Этот жест Мориса еще больше, чем его слова, вывели Пьера из себя.
— Да, потому что ваш суд скорый и безапелляционный! — взорвался он. — Разве не вы в прошлом году угробили мою «Гробницу Шёнберга»? Вы вылили на нее столько грязи после первого же концерта, что все последующие были отменены! Я даже не уверен, что вы прослушали больше пяти тактов, несмотря на все то, что написано в вашей писанине!

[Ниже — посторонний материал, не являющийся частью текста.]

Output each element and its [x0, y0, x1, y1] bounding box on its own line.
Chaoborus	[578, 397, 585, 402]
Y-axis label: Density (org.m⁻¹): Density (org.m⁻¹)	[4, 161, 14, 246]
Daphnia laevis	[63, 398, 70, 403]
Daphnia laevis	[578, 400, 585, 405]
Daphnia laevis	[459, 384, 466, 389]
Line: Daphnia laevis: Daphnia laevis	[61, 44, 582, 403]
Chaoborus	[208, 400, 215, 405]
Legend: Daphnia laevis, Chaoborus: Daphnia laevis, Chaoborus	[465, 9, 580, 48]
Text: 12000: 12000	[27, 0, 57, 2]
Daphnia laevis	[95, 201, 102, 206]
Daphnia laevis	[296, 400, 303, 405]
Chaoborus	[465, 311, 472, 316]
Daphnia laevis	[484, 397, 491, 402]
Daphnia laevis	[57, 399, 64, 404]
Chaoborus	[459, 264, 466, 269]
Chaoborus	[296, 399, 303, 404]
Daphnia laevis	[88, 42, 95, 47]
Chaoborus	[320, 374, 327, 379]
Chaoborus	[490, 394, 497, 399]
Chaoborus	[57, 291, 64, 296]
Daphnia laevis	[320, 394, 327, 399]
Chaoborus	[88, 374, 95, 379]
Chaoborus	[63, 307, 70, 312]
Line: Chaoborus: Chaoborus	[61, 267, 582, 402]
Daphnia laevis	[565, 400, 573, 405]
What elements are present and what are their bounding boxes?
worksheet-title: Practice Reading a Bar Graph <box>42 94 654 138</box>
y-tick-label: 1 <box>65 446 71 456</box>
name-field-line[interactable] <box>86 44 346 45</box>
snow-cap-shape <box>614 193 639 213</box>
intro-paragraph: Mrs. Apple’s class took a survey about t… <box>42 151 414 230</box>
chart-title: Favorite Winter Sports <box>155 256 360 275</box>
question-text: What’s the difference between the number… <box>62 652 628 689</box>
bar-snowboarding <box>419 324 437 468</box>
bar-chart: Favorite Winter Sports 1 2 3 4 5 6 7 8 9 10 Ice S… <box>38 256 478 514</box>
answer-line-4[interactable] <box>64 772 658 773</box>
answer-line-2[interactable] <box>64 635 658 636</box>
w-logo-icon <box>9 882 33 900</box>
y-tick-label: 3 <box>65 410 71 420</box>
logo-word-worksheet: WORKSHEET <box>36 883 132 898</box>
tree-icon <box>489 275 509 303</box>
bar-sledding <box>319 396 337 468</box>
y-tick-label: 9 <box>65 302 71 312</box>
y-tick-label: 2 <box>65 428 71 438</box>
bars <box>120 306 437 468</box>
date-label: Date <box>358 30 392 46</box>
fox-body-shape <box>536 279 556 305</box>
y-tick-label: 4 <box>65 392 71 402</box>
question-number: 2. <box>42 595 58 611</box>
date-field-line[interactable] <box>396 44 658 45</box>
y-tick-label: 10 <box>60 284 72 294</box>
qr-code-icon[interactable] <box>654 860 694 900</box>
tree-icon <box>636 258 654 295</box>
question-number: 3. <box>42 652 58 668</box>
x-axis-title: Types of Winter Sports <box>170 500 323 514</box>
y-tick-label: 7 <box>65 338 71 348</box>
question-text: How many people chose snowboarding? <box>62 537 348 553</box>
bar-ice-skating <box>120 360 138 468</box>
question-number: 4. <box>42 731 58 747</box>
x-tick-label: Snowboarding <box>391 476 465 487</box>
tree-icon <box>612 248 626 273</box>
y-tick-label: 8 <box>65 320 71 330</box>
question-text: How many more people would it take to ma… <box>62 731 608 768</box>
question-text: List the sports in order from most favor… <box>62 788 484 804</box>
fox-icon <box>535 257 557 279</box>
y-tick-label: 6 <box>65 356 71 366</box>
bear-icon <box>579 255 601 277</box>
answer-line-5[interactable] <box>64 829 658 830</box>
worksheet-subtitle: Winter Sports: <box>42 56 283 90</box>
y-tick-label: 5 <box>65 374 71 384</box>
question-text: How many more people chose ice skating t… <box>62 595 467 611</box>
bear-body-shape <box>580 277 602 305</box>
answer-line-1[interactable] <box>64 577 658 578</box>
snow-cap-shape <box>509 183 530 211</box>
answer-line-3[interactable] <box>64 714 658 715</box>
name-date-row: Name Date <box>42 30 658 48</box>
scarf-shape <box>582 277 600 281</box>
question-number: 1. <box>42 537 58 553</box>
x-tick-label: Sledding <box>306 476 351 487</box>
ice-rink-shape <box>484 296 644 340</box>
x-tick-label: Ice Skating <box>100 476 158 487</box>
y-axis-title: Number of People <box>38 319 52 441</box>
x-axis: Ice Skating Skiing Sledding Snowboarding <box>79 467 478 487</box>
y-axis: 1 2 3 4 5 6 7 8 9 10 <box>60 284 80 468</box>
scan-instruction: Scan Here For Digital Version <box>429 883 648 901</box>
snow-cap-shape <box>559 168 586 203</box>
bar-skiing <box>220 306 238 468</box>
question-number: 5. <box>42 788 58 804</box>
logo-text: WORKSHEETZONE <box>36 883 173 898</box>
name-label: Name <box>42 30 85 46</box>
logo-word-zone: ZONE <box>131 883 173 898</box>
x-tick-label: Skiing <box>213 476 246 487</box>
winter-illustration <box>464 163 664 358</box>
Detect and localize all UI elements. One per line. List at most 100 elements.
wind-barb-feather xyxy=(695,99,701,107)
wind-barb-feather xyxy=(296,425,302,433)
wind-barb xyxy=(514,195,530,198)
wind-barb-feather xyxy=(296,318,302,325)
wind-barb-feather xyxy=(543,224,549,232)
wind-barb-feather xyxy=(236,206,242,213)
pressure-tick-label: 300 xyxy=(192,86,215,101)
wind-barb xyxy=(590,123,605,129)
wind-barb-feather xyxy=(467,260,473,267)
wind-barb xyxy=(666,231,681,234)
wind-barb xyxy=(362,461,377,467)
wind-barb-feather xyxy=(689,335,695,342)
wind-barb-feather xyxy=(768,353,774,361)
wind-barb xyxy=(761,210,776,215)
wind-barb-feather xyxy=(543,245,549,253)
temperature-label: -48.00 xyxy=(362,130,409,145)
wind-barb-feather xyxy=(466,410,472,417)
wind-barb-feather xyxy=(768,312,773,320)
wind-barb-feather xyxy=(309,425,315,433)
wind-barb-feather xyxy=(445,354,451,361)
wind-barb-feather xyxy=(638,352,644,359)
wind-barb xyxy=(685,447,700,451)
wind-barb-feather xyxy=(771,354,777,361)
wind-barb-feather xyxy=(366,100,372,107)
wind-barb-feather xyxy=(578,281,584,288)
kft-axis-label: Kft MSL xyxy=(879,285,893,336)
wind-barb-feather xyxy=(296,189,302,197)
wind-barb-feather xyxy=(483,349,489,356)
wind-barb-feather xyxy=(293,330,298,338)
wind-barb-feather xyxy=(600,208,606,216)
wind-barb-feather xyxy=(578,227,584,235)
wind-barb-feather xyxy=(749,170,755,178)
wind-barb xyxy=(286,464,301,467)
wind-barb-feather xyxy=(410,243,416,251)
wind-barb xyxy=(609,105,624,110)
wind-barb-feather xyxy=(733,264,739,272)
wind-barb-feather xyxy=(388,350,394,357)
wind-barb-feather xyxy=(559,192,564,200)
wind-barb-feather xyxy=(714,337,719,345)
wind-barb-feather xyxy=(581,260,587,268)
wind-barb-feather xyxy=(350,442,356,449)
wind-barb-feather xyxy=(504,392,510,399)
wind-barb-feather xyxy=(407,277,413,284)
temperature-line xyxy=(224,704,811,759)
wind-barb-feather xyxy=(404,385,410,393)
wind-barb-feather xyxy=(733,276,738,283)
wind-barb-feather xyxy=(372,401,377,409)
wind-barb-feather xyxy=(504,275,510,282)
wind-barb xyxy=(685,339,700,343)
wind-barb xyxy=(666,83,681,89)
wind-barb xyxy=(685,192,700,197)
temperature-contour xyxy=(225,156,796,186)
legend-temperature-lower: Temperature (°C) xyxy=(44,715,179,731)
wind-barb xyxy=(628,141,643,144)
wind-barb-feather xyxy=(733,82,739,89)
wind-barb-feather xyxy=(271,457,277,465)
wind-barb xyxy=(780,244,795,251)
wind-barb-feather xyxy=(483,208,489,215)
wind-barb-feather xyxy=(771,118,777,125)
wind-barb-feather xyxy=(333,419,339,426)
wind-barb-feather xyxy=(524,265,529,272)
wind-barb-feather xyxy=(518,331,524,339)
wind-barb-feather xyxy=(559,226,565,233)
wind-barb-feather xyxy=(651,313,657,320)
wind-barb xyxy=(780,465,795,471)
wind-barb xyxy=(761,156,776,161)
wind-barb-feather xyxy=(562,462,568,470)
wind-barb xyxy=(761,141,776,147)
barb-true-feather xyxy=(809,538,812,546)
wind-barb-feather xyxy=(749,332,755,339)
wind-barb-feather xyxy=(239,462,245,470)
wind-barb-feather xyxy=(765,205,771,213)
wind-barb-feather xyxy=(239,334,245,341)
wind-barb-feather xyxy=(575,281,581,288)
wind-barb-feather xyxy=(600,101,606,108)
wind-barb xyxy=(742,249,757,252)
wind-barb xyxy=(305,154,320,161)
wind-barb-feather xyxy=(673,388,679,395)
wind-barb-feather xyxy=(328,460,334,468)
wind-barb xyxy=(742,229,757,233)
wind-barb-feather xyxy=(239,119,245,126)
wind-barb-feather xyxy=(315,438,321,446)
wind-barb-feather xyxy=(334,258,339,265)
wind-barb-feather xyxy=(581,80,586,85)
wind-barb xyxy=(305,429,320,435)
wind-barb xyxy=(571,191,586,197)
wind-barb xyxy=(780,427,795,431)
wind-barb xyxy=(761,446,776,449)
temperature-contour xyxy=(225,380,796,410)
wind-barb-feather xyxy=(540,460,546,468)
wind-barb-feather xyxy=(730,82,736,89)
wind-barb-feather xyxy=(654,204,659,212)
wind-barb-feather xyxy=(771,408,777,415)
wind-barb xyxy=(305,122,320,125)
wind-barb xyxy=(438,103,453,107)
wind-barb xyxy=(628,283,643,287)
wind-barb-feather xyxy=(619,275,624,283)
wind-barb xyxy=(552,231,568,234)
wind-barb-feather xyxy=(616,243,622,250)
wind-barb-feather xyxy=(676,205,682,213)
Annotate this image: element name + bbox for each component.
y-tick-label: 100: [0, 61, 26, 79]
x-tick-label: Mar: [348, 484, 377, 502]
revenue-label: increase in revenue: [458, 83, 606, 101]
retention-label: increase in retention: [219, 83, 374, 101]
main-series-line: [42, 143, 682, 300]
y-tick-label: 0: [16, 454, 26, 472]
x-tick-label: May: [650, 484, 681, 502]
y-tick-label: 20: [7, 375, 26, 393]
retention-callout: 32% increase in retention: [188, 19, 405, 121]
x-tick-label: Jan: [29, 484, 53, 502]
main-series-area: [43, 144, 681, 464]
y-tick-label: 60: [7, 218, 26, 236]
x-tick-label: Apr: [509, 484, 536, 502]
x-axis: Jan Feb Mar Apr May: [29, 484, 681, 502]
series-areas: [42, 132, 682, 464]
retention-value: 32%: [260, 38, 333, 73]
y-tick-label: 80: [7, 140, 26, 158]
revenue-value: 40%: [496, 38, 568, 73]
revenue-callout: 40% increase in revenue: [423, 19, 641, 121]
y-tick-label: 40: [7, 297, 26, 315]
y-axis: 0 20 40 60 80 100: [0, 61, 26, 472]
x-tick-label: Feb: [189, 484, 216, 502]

В вашем приговоре, должен я уточнить!
— Пьер, успокойся, пожалуйста! — с негодованием воскликнула Летисия. — Я не знала о ваших разногласиях. Мне очень неловко. Нет, Морис! Ничего не говорите! Давайте лучше сменим тему, иначе вы отравите мне вечер!
Паскаль, который, немного отдалившись от всех, разглядывал дорогие переплеты в книжном шкафу, пришел на помощь Летисии:
— Мне очень нравится ваша библиотека. Вы черпаете вдохновение в книгах?
— Не делайте выводы по книгам, что стоят там. Их выбирал, покупал и расставлял в основном мой отец…
— Да, — подтвердил Жорж Пикар-Даван. — Вы, верно, находите ее немного… патерналистской. Но я хотел, чтобы у Летисии были сочинения корифеев западной мысли. Я уверен, что придет день, и они станут способствовать ее вдохновению…
— Библия, «Божественная комедия», «Дон Кихот», Шекспир… — перечислил Паскаль. — Главные сокровища человечества…
— Да, но в моей спальне есть другой шкаф, — сказала Летисия. — Там и «фундаментальные сочинения» вроде «Тысячи и одной ночи», и мои любимые авторы: Флобер, Пруст, Джойс…
— Я считал, что сегодня — музыкальный вечер, — перебил ее Пьер, наливая себе шампанского. — Подумать только, сейчас, в конце двадцатого века, еще пишут фуги, словно ничего не произошло со времен славного папаши Баха! Ныне вашу гениальность определяет ваше умение пользоваться компьютером! Я не открою вам ничего нового, если скажу, что сегодня многие сочинения созданы не без помощи компьютера. Решающему экзамену нужно было бы подвергнуть Иоганна Себастьяна — дать ему компьютер и посмотреть, что он сотворит!